From the summer of 1942, more and more prisoners from concentration camps were used in the all-dominant armaments production, especially Jews and Roma and Sinti. They were subjected to the "extermination through labour" propagated by Goebbels, without pay, with miserable care, arbitrariness and violence. More than a million people died a miserable death. The list of companies involved reads like a Who's Who of German industry: I.G. Farben, Daimler-Benz, Flick, Züblin, Siemens, BMW, Krupp, Philipp-Holtzmann... After the war, hardly any company wanted to know anything about inhuman exploitation. It is only since the 1980s that companies have gradually begun to face up to independent investigations.

The first camp for forced labourers was established in the Soviet Union in 1919, and by 1930 a network of more than 200 labour camps had been set up in the north of the USSR and in Siberia. The name "Gulag", by which it became known, stands for "Main Administration of Correctional Labour Camps". Both criminals and dissidents were imprisoned - the number of prisoners depended on the political situation in the Soviet Union: When the collectivisation of agriculture began in 1929, many rich or oppositional peasants were imprisoned. At the height of dictator Stalin's terror, the 'purges' of 1936-38, millions of real and perceived political opponents followed. After the Second World War, tens of thousands of foreign prisoners of war, Soviet soldiers released from German prisons and accused of treason, and ethnic groups from the USSR itself were accused of disloyalty.

Prisoners were mainly used in coal and ore mines, the timber and fishing industries, and on large construction sites, such as the construction of the White Sea-Baltic Sea Canal in 1931-33. Food - usually bread or soup - and clothing were completely inadequate for the hard labour in the icy climate, and tens of thousands died each year from malnutrition and exhaustion. Despite this, the Gulag system was seen as an important economic factor. After Stalin's death in 1953, the Gulag was officially abolished, but some camps remained. Historians estimate that more than 20 million people were imprisoned in the Gulag. The number of deaths is still unknown.

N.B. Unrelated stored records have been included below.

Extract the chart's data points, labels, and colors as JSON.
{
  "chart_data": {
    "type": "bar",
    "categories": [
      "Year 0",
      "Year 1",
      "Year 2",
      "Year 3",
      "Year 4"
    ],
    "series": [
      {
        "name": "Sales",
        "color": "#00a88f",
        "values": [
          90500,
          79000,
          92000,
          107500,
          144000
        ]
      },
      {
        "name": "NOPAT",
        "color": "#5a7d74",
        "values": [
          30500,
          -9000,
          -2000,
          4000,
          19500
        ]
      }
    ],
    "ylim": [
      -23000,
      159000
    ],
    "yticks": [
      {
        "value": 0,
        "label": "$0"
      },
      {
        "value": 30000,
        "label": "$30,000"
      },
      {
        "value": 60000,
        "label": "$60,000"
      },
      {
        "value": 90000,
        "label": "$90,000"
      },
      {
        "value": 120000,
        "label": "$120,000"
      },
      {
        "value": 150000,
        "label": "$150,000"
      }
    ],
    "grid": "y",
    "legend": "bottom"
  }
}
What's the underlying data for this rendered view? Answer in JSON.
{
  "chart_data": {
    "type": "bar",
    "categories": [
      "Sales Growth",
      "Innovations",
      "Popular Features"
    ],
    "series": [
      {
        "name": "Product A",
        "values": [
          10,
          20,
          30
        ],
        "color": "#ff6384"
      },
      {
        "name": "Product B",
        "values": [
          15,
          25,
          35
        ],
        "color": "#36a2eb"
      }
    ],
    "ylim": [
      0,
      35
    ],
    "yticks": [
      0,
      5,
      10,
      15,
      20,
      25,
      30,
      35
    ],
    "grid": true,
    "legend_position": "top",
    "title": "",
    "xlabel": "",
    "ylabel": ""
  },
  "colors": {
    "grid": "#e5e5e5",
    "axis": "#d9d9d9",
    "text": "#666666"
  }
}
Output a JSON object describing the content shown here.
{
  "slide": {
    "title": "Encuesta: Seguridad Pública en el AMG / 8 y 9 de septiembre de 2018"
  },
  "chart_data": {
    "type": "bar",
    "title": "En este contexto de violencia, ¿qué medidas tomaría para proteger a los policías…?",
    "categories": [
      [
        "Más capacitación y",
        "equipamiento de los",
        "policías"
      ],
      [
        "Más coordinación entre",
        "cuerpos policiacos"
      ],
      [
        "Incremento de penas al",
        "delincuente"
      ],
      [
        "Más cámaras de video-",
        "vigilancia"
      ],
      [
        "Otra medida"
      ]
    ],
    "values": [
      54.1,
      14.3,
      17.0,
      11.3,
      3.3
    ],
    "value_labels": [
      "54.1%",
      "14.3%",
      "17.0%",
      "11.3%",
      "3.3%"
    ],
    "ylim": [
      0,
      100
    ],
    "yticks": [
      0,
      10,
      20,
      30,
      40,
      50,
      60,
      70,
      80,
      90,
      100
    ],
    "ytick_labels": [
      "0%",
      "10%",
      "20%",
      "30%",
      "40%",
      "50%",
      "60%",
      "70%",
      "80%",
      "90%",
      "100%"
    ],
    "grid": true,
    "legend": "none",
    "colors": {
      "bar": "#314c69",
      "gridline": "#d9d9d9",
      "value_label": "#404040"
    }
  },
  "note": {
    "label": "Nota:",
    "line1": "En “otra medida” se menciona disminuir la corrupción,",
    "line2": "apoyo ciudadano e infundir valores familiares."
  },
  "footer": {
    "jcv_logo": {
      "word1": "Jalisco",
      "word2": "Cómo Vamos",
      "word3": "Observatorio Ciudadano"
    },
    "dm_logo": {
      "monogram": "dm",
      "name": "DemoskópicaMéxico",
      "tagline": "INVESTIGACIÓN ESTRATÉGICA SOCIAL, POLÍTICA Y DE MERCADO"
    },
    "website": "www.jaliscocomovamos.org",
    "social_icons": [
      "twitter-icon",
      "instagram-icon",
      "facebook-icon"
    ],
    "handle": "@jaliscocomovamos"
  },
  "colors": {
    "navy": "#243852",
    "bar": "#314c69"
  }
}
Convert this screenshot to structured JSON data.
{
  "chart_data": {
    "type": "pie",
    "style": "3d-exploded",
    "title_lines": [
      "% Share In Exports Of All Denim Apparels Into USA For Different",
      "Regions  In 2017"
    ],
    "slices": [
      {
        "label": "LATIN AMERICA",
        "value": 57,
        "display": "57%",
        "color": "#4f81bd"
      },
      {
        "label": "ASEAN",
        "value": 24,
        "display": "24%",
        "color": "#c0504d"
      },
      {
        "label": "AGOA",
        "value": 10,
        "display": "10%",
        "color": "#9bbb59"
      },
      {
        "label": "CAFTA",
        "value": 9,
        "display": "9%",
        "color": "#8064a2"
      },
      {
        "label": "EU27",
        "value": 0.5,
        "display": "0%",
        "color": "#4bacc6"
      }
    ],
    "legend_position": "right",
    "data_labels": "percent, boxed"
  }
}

In the German Democratic Republic, the law explicitly allowed state enterprises to employ prisoners from prisons and youth work centres: Forced labour was supposed to serve the education of a "socialist personality". The background to this was the notorious shortage of labour for poorly paid or dangerous jobs, especially in the chemical industry.

From the 1950s, forced prison labour was used in virtually all industries. Notorious were the open-cast lignite mines, where extremely hard physical labour was required in all weathers. But even more dangerous was work in the Bitterfeld chemical combine, where chlorine and mercury fumes could escape from worn-out equipment, causing serious health problems and even death.

Female prisoners were mainly employed in the textile industry, for example in the production of tights and bed linen. Here, too, the pressure to perform was high, with unregulated working hours and harsh punishments for misbehaviour. Although the companies paid according to collective agreements, most of the wages remained in the prisons where the women were imprisoned.

The products of forced labour were often exported to West Germany in exchange for foreign currency: Textiles, cameras, furniture and other items ended up on Western rummage tables and in mail-order catalogues. Around 6,000 companies made money from this, including Aldi, C&A, Ikea, Quelle, Siemens and Woolworth - but for a long time they didn't want to know anything about the dubious production. Some 15,000 to 30,000 people did forced labour in GDR prisons - the system probably contributed no more than 1% to the economy.